Notice also that if (a,b,c,d) is a solution for S, then (10–a,10–b,10–c,10–d) will be a solution for 440–S. So the values of S for which there is no solution will come in pairs adding up to 440. I think that there are 22 such values, namely

. . . . . . . . . . $\begin{array}{cccc}84&86&88&90 \\ 95&97&99 \\ 106&108&110 \\ 117&&&323 \\ &330&332&334 \\ &341&343&345 \\ 350&352&354&356\rlap{.} \end{array}$

9. ## Re: Solve using proofs/justification

Originally Posted by Opalg
I don't see any easy way to do this. You have to go back to the equation $20a+11(b+c)+2d = S$ and check (for each value of S) whether there is a solution in which a, b, c and d are distinct digits. The smallest possible value of S is 83 (obtained when a=1, b=2, c=3, d=4) and the largest possible value is 357 (a=9, b=8, c=7, d=6). The only values of S for which no solution is possible are going to occur when S is fairly close to those extreme values. When S is well inside the interval [83,357] (for example, when S=200, as in the original problem) there is enough flexibility in the choice of a,b,c,d to ensure that there will always be at least one solution.

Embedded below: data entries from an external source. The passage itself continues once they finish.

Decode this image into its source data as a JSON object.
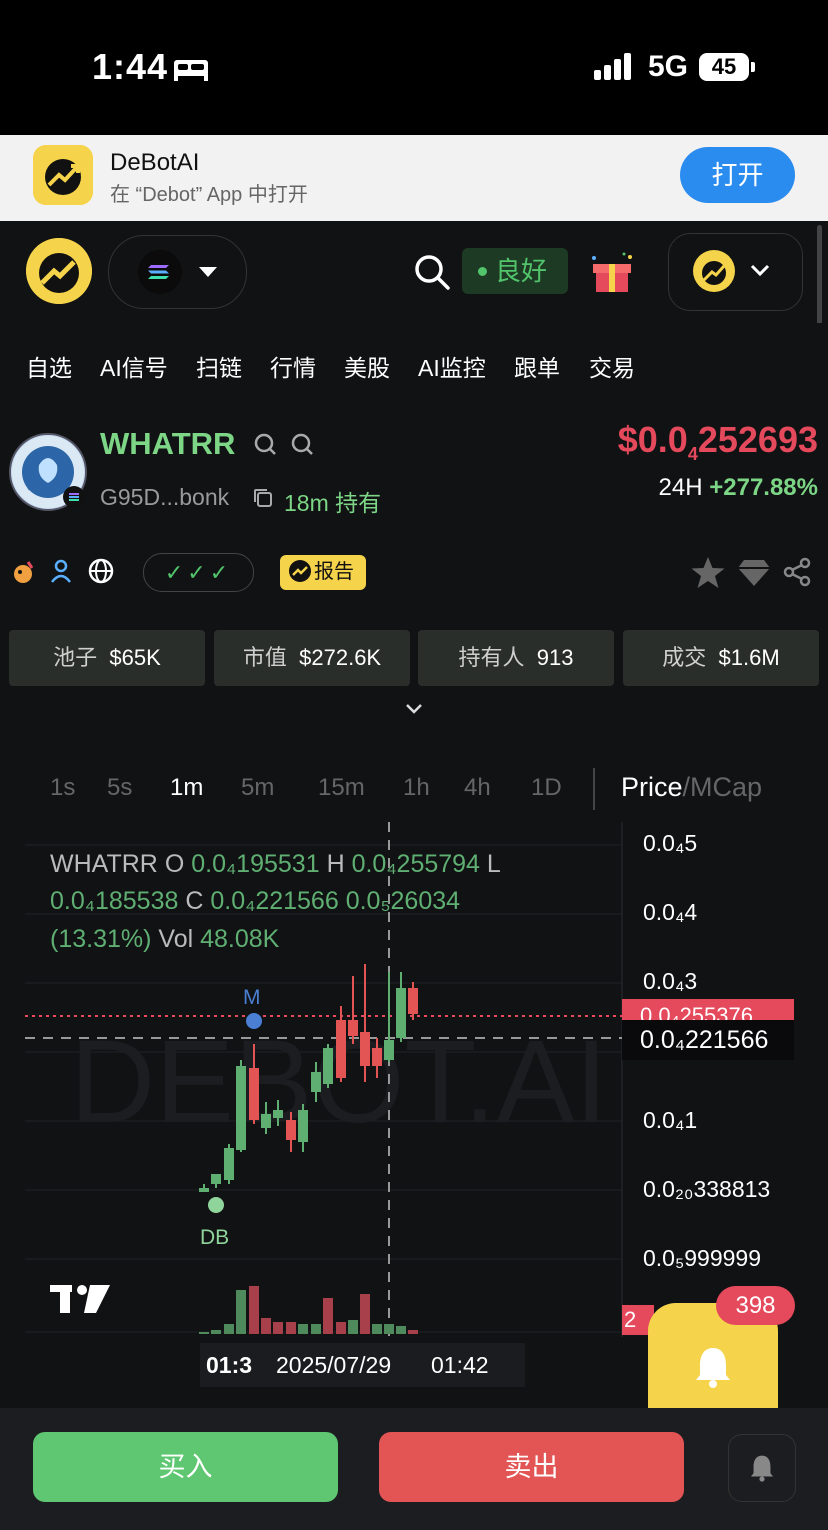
{
  "status_bar": {
    "time": "1:44",
    "network": "5G",
    "battery": "45"
  },
  "banner": {
    "app_name": "DeBotAI",
    "subtitle": "在 “Debot” App 中打开",
    "open_button": "打开"
  },
  "header": {
    "status_badge": "良好"
  },
  "nav": [
    "自选",
    "AI信号",
    "扫链",
    "行情",
    "美股",
    "AI监控",
    "跟单",
    "交易"
  ],
  "token": {
    "symbol": "WHATRR",
    "address": "G95D...bonk",
    "hold_time": "18m 持有",
    "price_main": "$0.0",
    "price_sub": "4",
    "price_tail": "252693",
    "change_label": "24H",
    "change_value": "+277.88%"
  },
  "checks": "✓✓✓",
  "report_label": "报告",
  "stats": [
    {
      "label": "池子",
      "value": "$65K"
    },
    {
      "label": "市值",
      "value": "$272.6K"
    },
    {
      "label": "持有人",
      "value": "913"
    },
    {
      "label": "成交",
      "value": "$1.6M"
    }
  ],
  "timeframes": [
    "1s",
    "5s",
    "1m",
    "5m",
    "15m",
    "1h",
    "4h",
    "1D"
  ],
  "active_timeframe": "1m",
  "price_mcap": {
    "price": "Price",
    "sep": "/",
    "mcap": "MCap"
  },
  "chart": {
    "watermark": "DEBOT.AI",
    "ohlc_line1": {
      "name": "WHATRR",
      "o_lbl": "O",
      "o": "0.0₄195531",
      "h_lbl": "H",
      "h": "0.0₄255794",
      "l_lbl": "L"
    },
    "ohlc_line2": {
      "l": "0.0₄185538",
      "c_lbl": "C",
      "c": "0.0₄221566",
      "chg": "0.0₅26034"
    },
    "ohlc_line3": {
      "pct": "(13.31%)",
      "vol_lbl": "Vol",
      "vol": "48.08K"
    },
    "y_labels": [
      "0.0₄5",
      "0.0₄4",
      "0.0₄3",
      "0.0₄1",
      "0.0₂₀338813",
      "0.0₅999999"
    ],
    "current_price_tag": "0.0₄255376",
    "crosshair_price_tag": "0.0₄221566",
    "marker_m": "M",
    "marker_db": "DB",
    "time_left": "01:3",
    "time_date": "2025/07/29",
    "time_clock": "01:42",
    "bottom_tag": "2",
    "alert_count": "398"
  },
  "chart_data": {
    "type": "candlestick",
    "series": [
      {
        "name": "WHATRR"
      }
    ],
    "y_tick_labels": [
      "0.0₄5",
      "0.0₄4",
      "0.0₄3",
      "0.0₄1",
      "0.0₂₀338813",
      "0.0₅999999"
    ],
    "last_candle": {
      "open": "0.0₄195531",
      "high": "0.0₄255794",
      "low": "0.0₄185538",
      "close": "0.0₄221566",
      "change": "0.0₅26034",
      "change_pct": "13.31%",
      "volume": "48.08K"
    }
  },
  "actions": {
    "buy": "买入",
    "sell": "卖出"
  },
  "colors": {
    "up": "#5faf72",
    "down": "#e35454",
    "accent": "#f5d34a",
    "link": "#2b8cf0"
  }
}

Notice also that if (a,b,c,d) is a solution for S, then (10–a,10–b,10–c,10–d) will be a solution for 440–S. So the values of S for which there is no solution will come in pairs adding up to 440. I think that there are 22 such values, namely

. . . . . . . . . . $\begin{array}{cccc}84&86&88&90 \\ 95&97&99 \\ 106&108&110 \\ 117&&&323 \\ &330&332&334 \\ &341&343&345 \\ 350&352&354&356\rlap{.} \end{array}$
Thanks for the reply, but how did you reach the 22 values using "clear, concise and accurate mathematical justification/proofs." Sorry for being a pain

10. ## Re: Solve using proofs/justification

Originally Posted by NFS1
how did you reach the 22 values using "clear, concise and accurate mathematical justification/proofs."
I didn't. That suggested solution is just a mixture of trial and error, and guesswork. I was hoping that someone else would confirm or correct it, and hopefully indicate a more convincing method.